Why journalism doesn't matter
Ontario journalists are great at reporting historic abuses by governments. Any doubt of that ought to be dispelled by reviewing their coverage of Native residential schools and/or the Huronia Regional Centre.
What about current abuses, though? We'll pretend the media wasn't aware of the abuses mentioned, at the time they occurred. From the absence of reports, one would think that we live in a Utopia, where governments have stopped abusing people. Unfortunately, this is not the case.

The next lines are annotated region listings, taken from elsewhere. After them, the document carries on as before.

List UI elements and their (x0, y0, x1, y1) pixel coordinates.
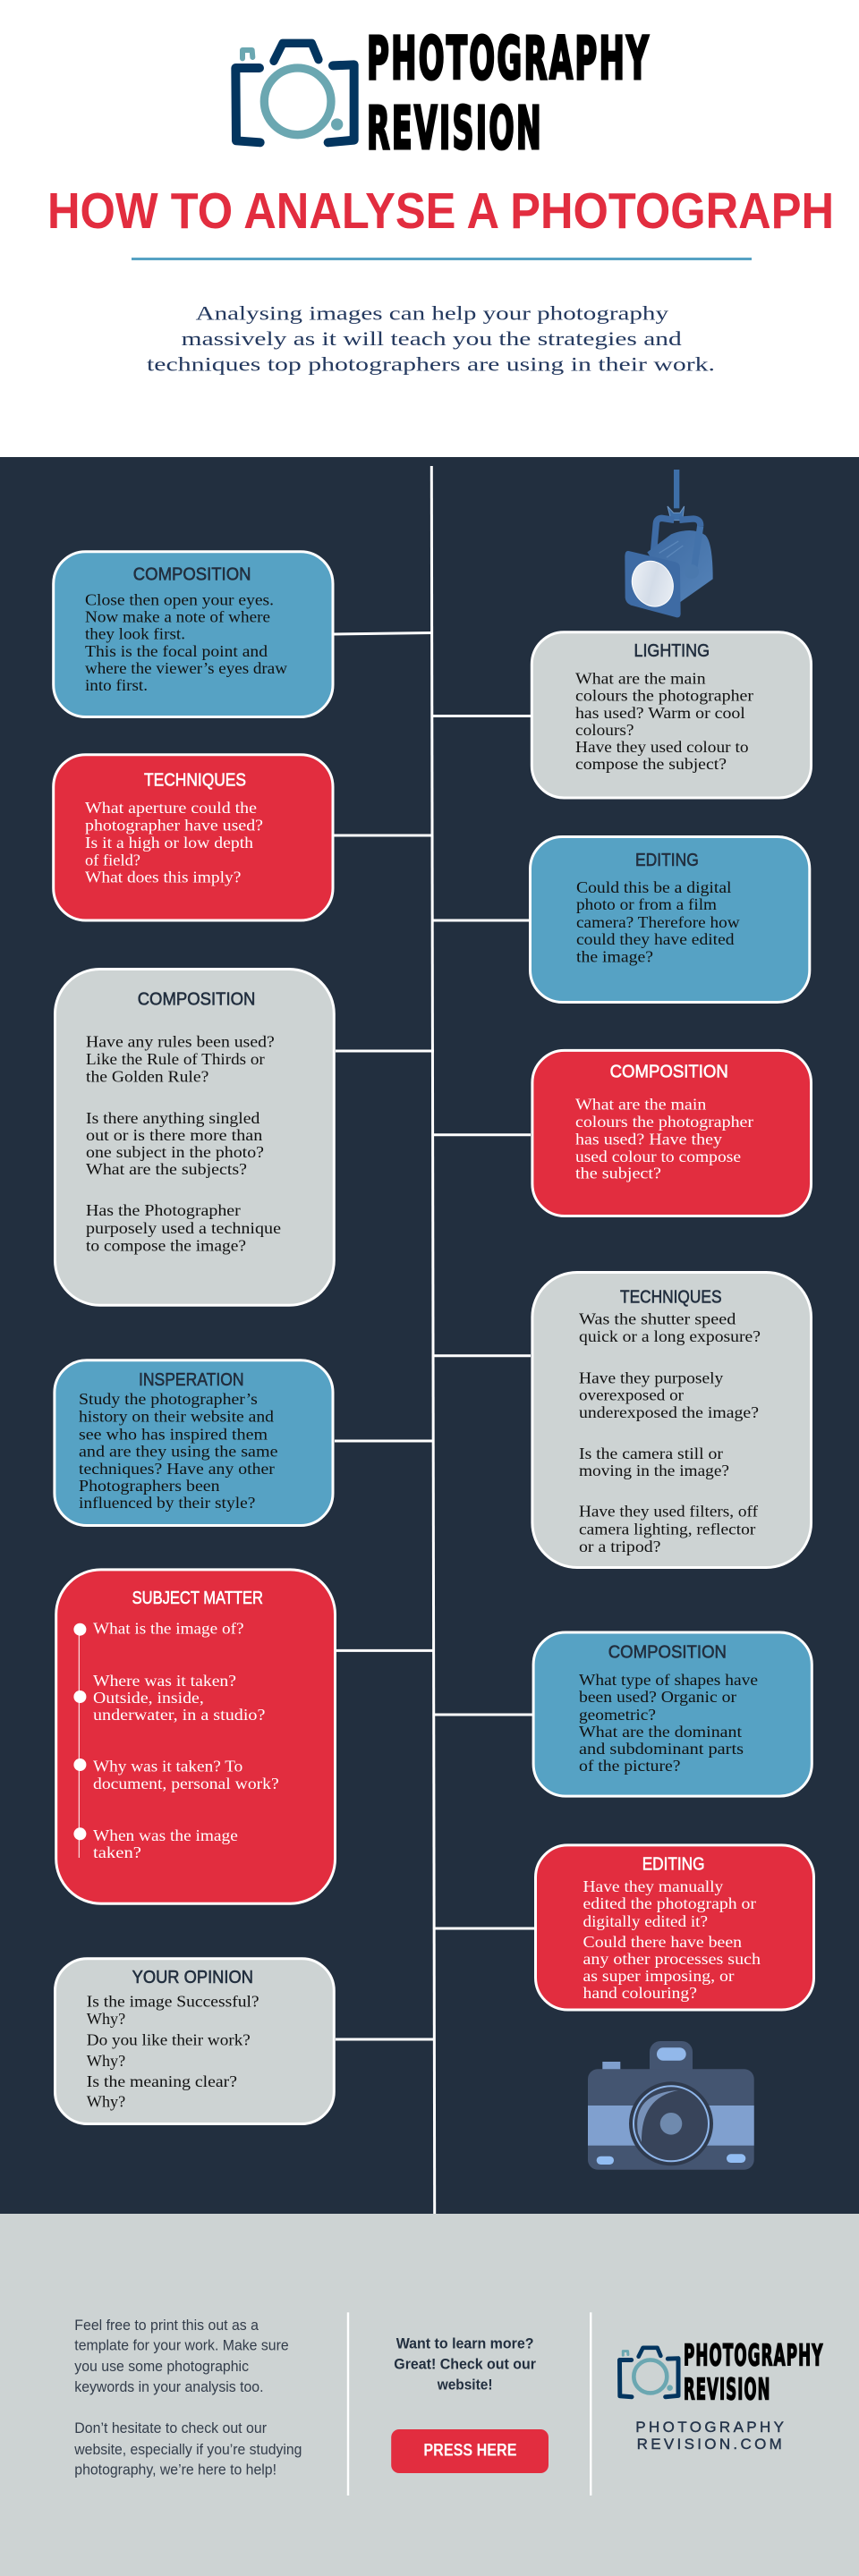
body text: What does this imply? (85, 868, 242, 886)
logo: header (235, 24, 651, 163)
body text: Was the shutter speed (579, 1309, 736, 1327)
footer text: print note: photography, we’re here to help! (74, 2462, 276, 2479)
footer wordmark line 2: REVISION (684, 2372, 771, 2406)
panel: composition (grey) (55, 970, 334, 1305)
panel: lighting (grey) (532, 632, 811, 798)
body text: underwater, in a studio? (93, 1706, 266, 1724)
body text: Study the photographer’s (79, 1390, 258, 1408)
footer website address (635, 2419, 784, 2453)
body text: edited the photograph or (583, 1894, 756, 1912)
body text: Why? (87, 2010, 125, 2028)
footer text: print note: Don’t hesitate to check out our (74, 2419, 267, 2436)
timeline spine (431, 466, 435, 2214)
body text: has used? Have they (575, 1131, 722, 1148)
logo wordmark line 2: REVISION (367, 94, 543, 163)
body text: Why was it taken? To (93, 1758, 243, 1775)
body text: the Golden Rule? (86, 1068, 209, 1086)
heading: LIGHTING (634, 640, 710, 661)
intro text: massively as it will teach you the strategies and (182, 327, 682, 350)
icon: stage spotlight (625, 470, 713, 617)
footer text: call to action: Great! Check out our (394, 2356, 536, 2373)
panel: techniques (red) (54, 755, 333, 920)
body text: This is the focal point and (85, 642, 268, 660)
intro text: Analysing images can help your photography (196, 301, 669, 324)
footer text: print note: template for your work. Make sure (74, 2337, 289, 2354)
body text: What is the image of? (93, 1620, 244, 1638)
heading: COMPOSITION (608, 1641, 727, 1662)
footer text: print note: you use some photographic (74, 2358, 249, 2375)
body text: as super imposing, or (583, 1967, 735, 1985)
body text: the image? (576, 947, 653, 965)
intro text: techniques top photographers are using in their work. (147, 352, 715, 375)
body text: they look first. (85, 625, 185, 643)
bullet timeline (73, 1623, 86, 1858)
heading: TECHNIQUES (144, 769, 246, 791)
body text: Outside, inside, (93, 1689, 204, 1707)
heading: EDITING (635, 850, 699, 870)
body text: Could this be a digital (576, 878, 732, 896)
logo wordmark line 1: PHOTOGRAPHY (367, 24, 651, 93)
body text (579, 1309, 761, 1555)
body text (79, 1390, 278, 1512)
body text: What are the main (575, 1096, 707, 1114)
panel: insperation (blue) (55, 1360, 333, 1526)
body text: techniques? Have any other (79, 1460, 275, 1478)
body text: Has the Photographer (86, 1201, 241, 1219)
footer website address: REVISION.COM (637, 2436, 782, 2453)
footer text: call to action: Want to learn more? (396, 2335, 533, 2352)
body text: into first. (85, 676, 148, 694)
dark background panel (0, 457, 859, 2214)
body text: Is there anything singled (86, 1109, 260, 1127)
body text: overexposed or (579, 1386, 684, 1404)
footer text: print note: website, especially if you’re studying (73, 2441, 302, 2458)
panel: footer (0, 2214, 859, 2576)
footer text: print note (73, 2317, 302, 2479)
heading: YOUR OPINION (132, 1967, 253, 1987)
button: press here: PRESS HERE (423, 2442, 517, 2461)
panel: subject matter (red) (56, 1570, 335, 1903)
body text: Have they manually (583, 1877, 724, 1895)
connector lines (334, 633, 534, 2039)
body text: could they have edited (576, 930, 735, 948)
body text: or a tripod? (579, 1538, 661, 1555)
footer divider right (590, 2312, 591, 2496)
body text: underexposed the image? (579, 1403, 759, 1421)
panel: your opinion (grey) (55, 1959, 334, 2123)
body text: Do you like their work? (87, 2030, 251, 2048)
body text: history on their website and (79, 1407, 274, 1425)
body text: digitally edited it? (583, 1912, 708, 1930)
body text: camera? Therefore how (576, 913, 740, 931)
body text: camera lighting, reflector (579, 1521, 756, 1538)
panel: composition (blue, lower) (533, 1632, 812, 1796)
body text: What are the main (575, 669, 706, 687)
body text: Is the image Successful? (87, 1993, 259, 2011)
button: press here (391, 2429, 549, 2473)
body text: Why? (87, 2093, 125, 2111)
body text: Like the Rule of Thirds or (86, 1050, 265, 1068)
body text: Why? (87, 2052, 125, 2070)
body text: colours? (575, 721, 634, 739)
heading: INSPERATION (139, 1369, 243, 1390)
body text: Have they used colour to (575, 738, 749, 756)
body text (579, 1671, 758, 1775)
body text: Close then open your eyes. (85, 590, 274, 608)
heading: COMPOSITION (610, 1062, 728, 1082)
body text: Now make a note of where (85, 608, 270, 626)
body text: been used? Organic or (579, 1688, 736, 1706)
body text: of the picture? (579, 1757, 681, 1775)
body text: Have they purposely (579, 1368, 724, 1386)
body text: Have any rules been used? (86, 1033, 275, 1051)
body text: purposely used a technique (86, 1219, 281, 1237)
body text: quick or a long exposure? (579, 1327, 761, 1345)
body text: any other processes such (583, 1950, 761, 1968)
body text (86, 1033, 281, 1254)
heading: SUBJECT MATTER (132, 1588, 263, 1608)
body text (87, 1993, 259, 2111)
icon: footer logo camera (619, 2348, 678, 2397)
body text: to compose the image? (86, 1236, 246, 1254)
body text: Is it a high or low depth (85, 834, 253, 852)
icon: logo camera (235, 43, 354, 142)
body text: compose the subject? (575, 755, 727, 773)
body text (85, 799, 263, 886)
body text (575, 669, 753, 773)
body text: the subject? (575, 1165, 661, 1182)
body text: What type of shapes have (579, 1671, 758, 1689)
body text: photo or from a film (576, 895, 717, 913)
body text: photographer have used? (85, 816, 263, 834)
body text: Is the camera still or (579, 1445, 723, 1462)
body text: hand colouring? (583, 1984, 697, 2002)
title divider (132, 258, 752, 260)
body text: geometric? (579, 1706, 656, 1724)
body text (93, 1620, 279, 1861)
footer text: print note: keywords in your analysis too. (74, 2378, 263, 2395)
body text: Photographers been (79, 1477, 220, 1495)
footer text: print note: Feel free to print this out as a (74, 2317, 259, 2334)
panel: composition (red) (532, 1050, 811, 1216)
panel: editing (red) (535, 1845, 814, 2010)
body text: Could there have been (583, 1933, 742, 1951)
heading: COMPOSITION (133, 564, 251, 585)
body text: one subject in the photo? (86, 1143, 264, 1161)
body text: used colour to compose (575, 1148, 741, 1165)
body text: What are the dominant (579, 1723, 742, 1741)
body text: taken? (93, 1843, 141, 1861)
panel: composition (blue) (54, 552, 333, 717)
body text: influenced by their style? (79, 1494, 256, 1512)
body text: Where was it taken? (93, 1672, 236, 1690)
body text (576, 878, 740, 965)
intro text (147, 301, 715, 375)
body text: Have they used filters, off (579, 1503, 758, 1521)
body text (583, 1877, 761, 2002)
body text: out or is there more than (86, 1126, 263, 1144)
body text (575, 1096, 753, 1182)
heading: COMPOSITION (138, 988, 255, 1009)
body text: see who has inspired them (79, 1426, 268, 1444)
body text (85, 590, 287, 694)
logo: footer (619, 2337, 823, 2406)
body text: What aperture could the (85, 799, 257, 817)
heading: EDITING (642, 1853, 705, 1874)
body text: colours the photographer (575, 687, 753, 705)
body text: colours the photographer (575, 1113, 753, 1131)
body text: moving in the image? (579, 1462, 729, 1479)
body text: When was the image (93, 1826, 238, 1844)
body text: Is the meaning clear? (87, 2072, 237, 2090)
body text: where the viewer’s eyes draw (85, 659, 287, 677)
panel: techniques (grey) (532, 1272, 811, 1567)
panel: editing (blue) (530, 837, 810, 1002)
footer divider left (347, 2312, 349, 2496)
icon: camera illustration (588, 2041, 754, 2170)
footer website address: PHOTOGRAPHY (635, 2419, 784, 2436)
footer text: call to action: website! (437, 2377, 492, 2394)
body text: What are the subjects? (86, 1160, 247, 1178)
heading: TECHNIQUES (620, 1286, 721, 1307)
body text: has used? Warm or cool (575, 704, 745, 722)
body text: and subdominant parts (579, 1740, 744, 1758)
body text: and are they using the same (79, 1443, 278, 1461)
footer text: call to action (394, 2335, 536, 2394)
body text: of field? (85, 851, 140, 869)
body text: document, personal work? (93, 1775, 279, 1792)
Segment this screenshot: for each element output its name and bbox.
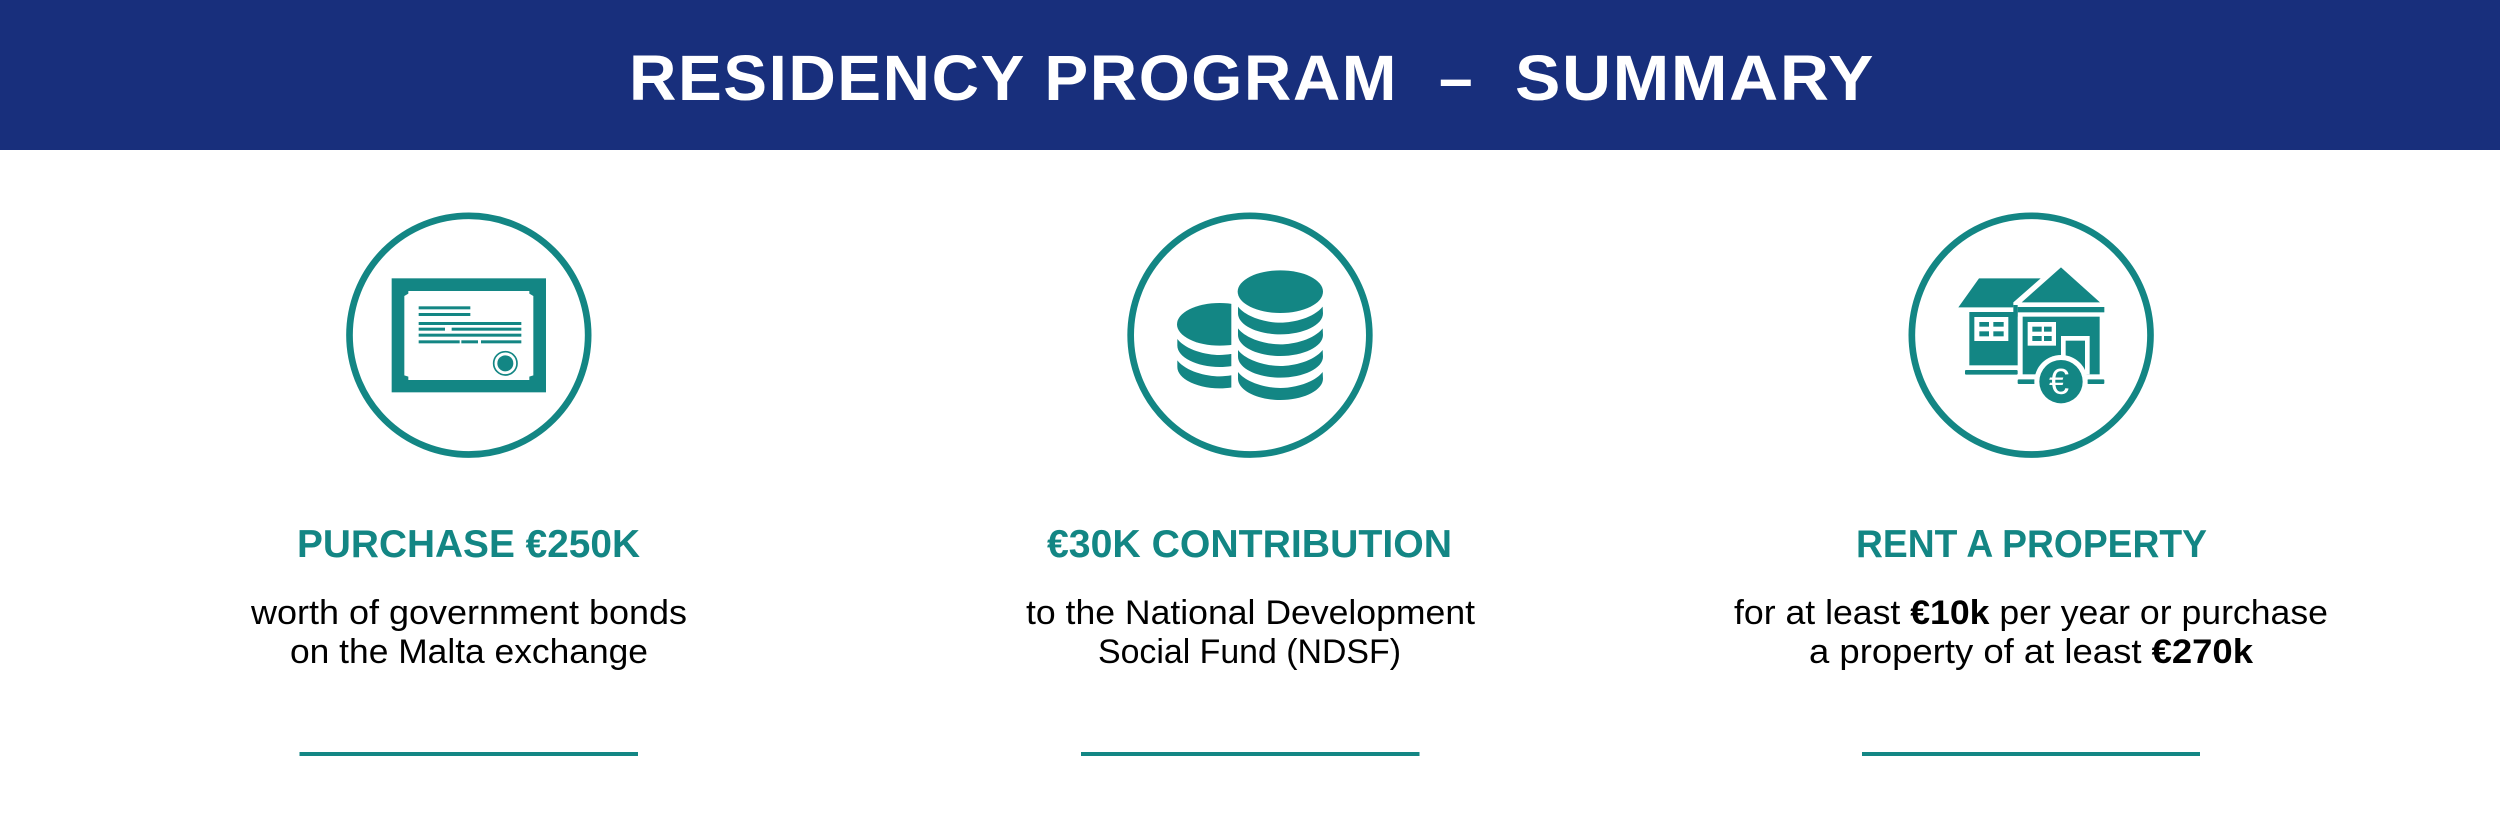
- text block: [1734, 594, 2328, 671]
- title: SUMMARY: [1515, 42, 1875, 114]
- panel: NDSF contribution: [1026, 216, 1476, 756]
- panel: purchase government bonds: [250, 216, 687, 756]
- text block: Social Fund (NDSF): [1098, 633, 1401, 671]
- header banner: [0, 0, 2500, 150]
- heading: €30K CONTRIBUTION: [1047, 523, 1452, 566]
- icon: coin stacks: [1131, 216, 1369, 454]
- text block: for at least €10k per year or purchase: [1734, 594, 2328, 632]
- text block: to the National Development: [1026, 594, 1476, 632]
- icon: houses with euro coin: [1912, 216, 2150, 454]
- icon: certificate: [349, 216, 588, 454]
- heading: PURCHASE €250K: [297, 523, 640, 566]
- title: [629, 42, 1875, 114]
- title: –: [1439, 42, 1474, 114]
- text block: [250, 594, 687, 671]
- text block: [1026, 594, 1476, 671]
- icon: houses with euro coin: €: [2049, 361, 2069, 402]
- panel: rent a property: [1734, 216, 2328, 756]
- text block: a property of at least €270k: [1809, 633, 2253, 671]
- heading: RENT A PROPERTY: [1856, 523, 2207, 566]
- text block: on the Malta exchange: [290, 633, 648, 671]
- text block: worth of government bonds: [250, 594, 687, 632]
- title: RESIDENCY PROGRAM: [629, 42, 1398, 114]
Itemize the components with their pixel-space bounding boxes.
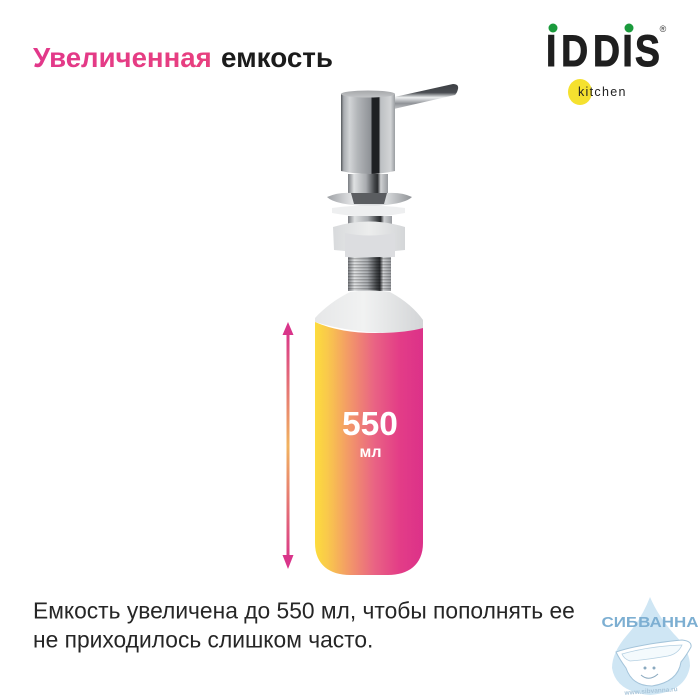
description text: не приходилось слишком часто. — [33, 626, 373, 652]
pump body — [341, 91, 395, 174]
logo green dots — [548, 24, 634, 32]
description text: Емкость увеличена до 550 мл, чтобы пополнять ее — [33, 598, 575, 624]
logo: IDDIS kitchen — [546, 24, 667, 105]
logo kitchen label: kitchen — [578, 85, 627, 99]
bottle liquid — [315, 322, 423, 575]
watermark drop — [612, 597, 690, 695]
capacity unit: мл — [360, 444, 382, 461]
watermark tub rim — [622, 645, 682, 661]
white washer — [332, 206, 405, 216]
height arrow — [282, 322, 294, 569]
upper thread — [348, 216, 392, 226]
spout — [381, 84, 458, 111]
title: Увеличенная — [33, 42, 212, 73]
watermark face — [641, 667, 658, 678]
bottle shoulder — [315, 290, 423, 333]
capacity number: 550 — [342, 406, 398, 443]
watermark url: www.sibvanna.ru — [623, 686, 678, 697]
dispenser pump — [327, 84, 458, 291]
neck — [348, 174, 388, 198]
bottle — [315, 290, 423, 575]
logo yellow blob — [568, 79, 592, 105]
threaded stem — [348, 257, 391, 291]
flange — [327, 193, 412, 206]
logo wordmark: IDDIS — [546, 26, 660, 76]
watermark name: СИБВАННА — [602, 615, 699, 631]
watermark tub — [616, 640, 691, 686]
plastic nut — [333, 222, 405, 257]
watermark: Sibvanna — [602, 597, 699, 697]
pump cap — [341, 90, 395, 98]
logo registered mark: ® — [660, 24, 667, 34]
title: емкость — [221, 42, 333, 73]
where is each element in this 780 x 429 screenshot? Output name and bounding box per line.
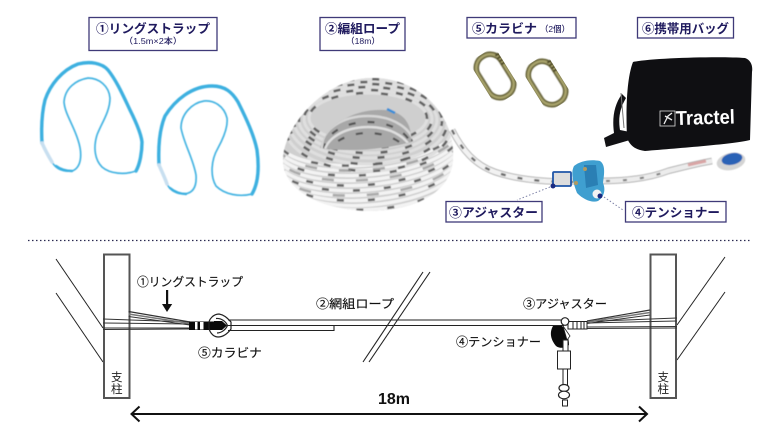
- label: carabiner: （2個）: [540, 24, 570, 34]
- label: carry bag: [638, 18, 734, 38]
- leader lines: [517, 187, 623, 210]
- label: braided rope: ②編組ロープ: [325, 21, 400, 36]
- icon: ring strap right: [159, 86, 258, 195]
- icon: adjuster: [550, 172, 571, 188]
- diagram: left post: [104, 254, 130, 398]
- diagram label: adjuster: ③アジャスター: [523, 297, 607, 311]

In January, 2013, the Hamilton Spectator published an editorial, by Paul Berton, titled: "Why journalism matters". The editorial implies that journalism matters because journalists hold powers that be to account, presumably, for the benefit of society. In April, of this year, the Hamilton Spectator published an article, by Molly Hayes, titled: "The grim reality of homelessness". The article states that light has been shed on the barriers faced by homeless people. Both of these pieces prompted me to e-mail their respective authors. I've posted the text of the pieces HERE and the text of the e-mail exchanges HERE.
I expect any rational person, reviewing these, would come to the conclusion that journalism doesn't matter or that journalism matters very little and only to history buffs, part-time McMaster University students and the very few others who benefit from journalists' "attacks" on "soft targets".